Sensex and Nifty finished at a higher level today.
New Delhi:
Indian stock benchmarks made a strong comeback on Friday after falling sharply in the previous session, led by gains in metals and pharma stocks. The relief came as Asian stocks jumped after China lowered a key credit benchmark to support a slowing economy.
The 30-share BSE Sensex climbed 1,534 points, or 2.91 percent, to close at 54,326, while the broader NSE Nifty fell 457 points, or 2.89 percent, to settle at 16,266.
The market capitalization of BSE-listed companies increased by Rs 5,05,143.44 crore to Rs 2,54.11,537.52 crore.
Mid and small cap stocks ended strong as Nifty Midcap 100 rose 2.20 percent and small cap gained 2.51 percent.
All 15 sector gauges – compiled by the National Stock Exchange – came in green. The sub-indexes Nifty Metal and Nifty Pharma outperformed the index with increases of 4.20 percent and 3.69 percent, respectively.
On the stock-specific front, Dr. Reddy’s topped the charts as the stock rose 7.60 percent to Rs 4,228. Reliance Industries, Adani Ports, JSW Steel and Tata Motors were also among the winners.
Overall market size was positive with 2,497 shares moving up, while 777 fell on BSE.
All Sensex ingredients ended with a profit. On the 30-share BSE index, Dr. Reddy’s, RIL, Nestle India, Tata Steel, L&T, Axis Bank, IndusInd Bank, Sun Pharma, SBI, HDFC, ICICI Bank and Hindustan Unilever among the top winners.

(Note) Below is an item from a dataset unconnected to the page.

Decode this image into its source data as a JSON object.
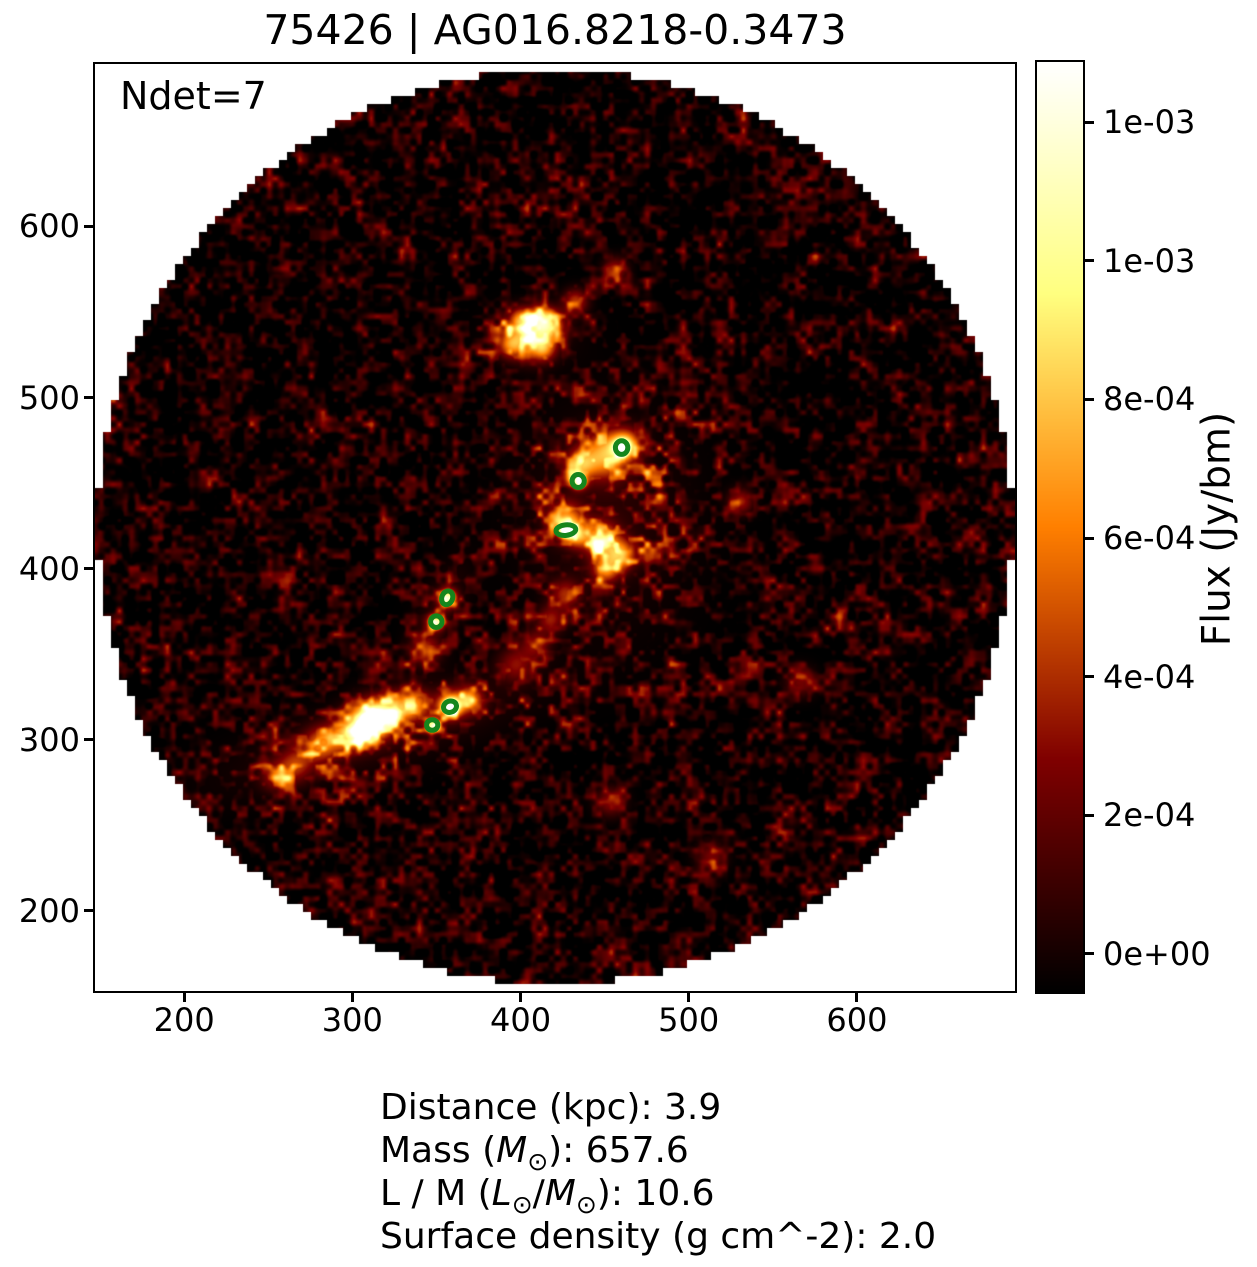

Meanwhile, shares of Life Insurance Corporation of India (LIC) plunged 1.72 percent to close today at Rs 826.25. LIC made a lukewarm debut on the exchanges on Tuesday, trading at a discount of 8.62 percent off the issue price of Rs 949.
“The market reversed completely from Thursday’s slump as bargain hunts boosted domestic sentiment following the recent crash and recovery in other Asian indices,” said Amol Athawale, Deputy Vice President – Technical Research, Kotak Securities.
Investors expect markets to remain volatile due to global factors. Global equities are under pressure from the war between Russia and Ukraine and aggressive rate hikes going forward to curb rising inflation.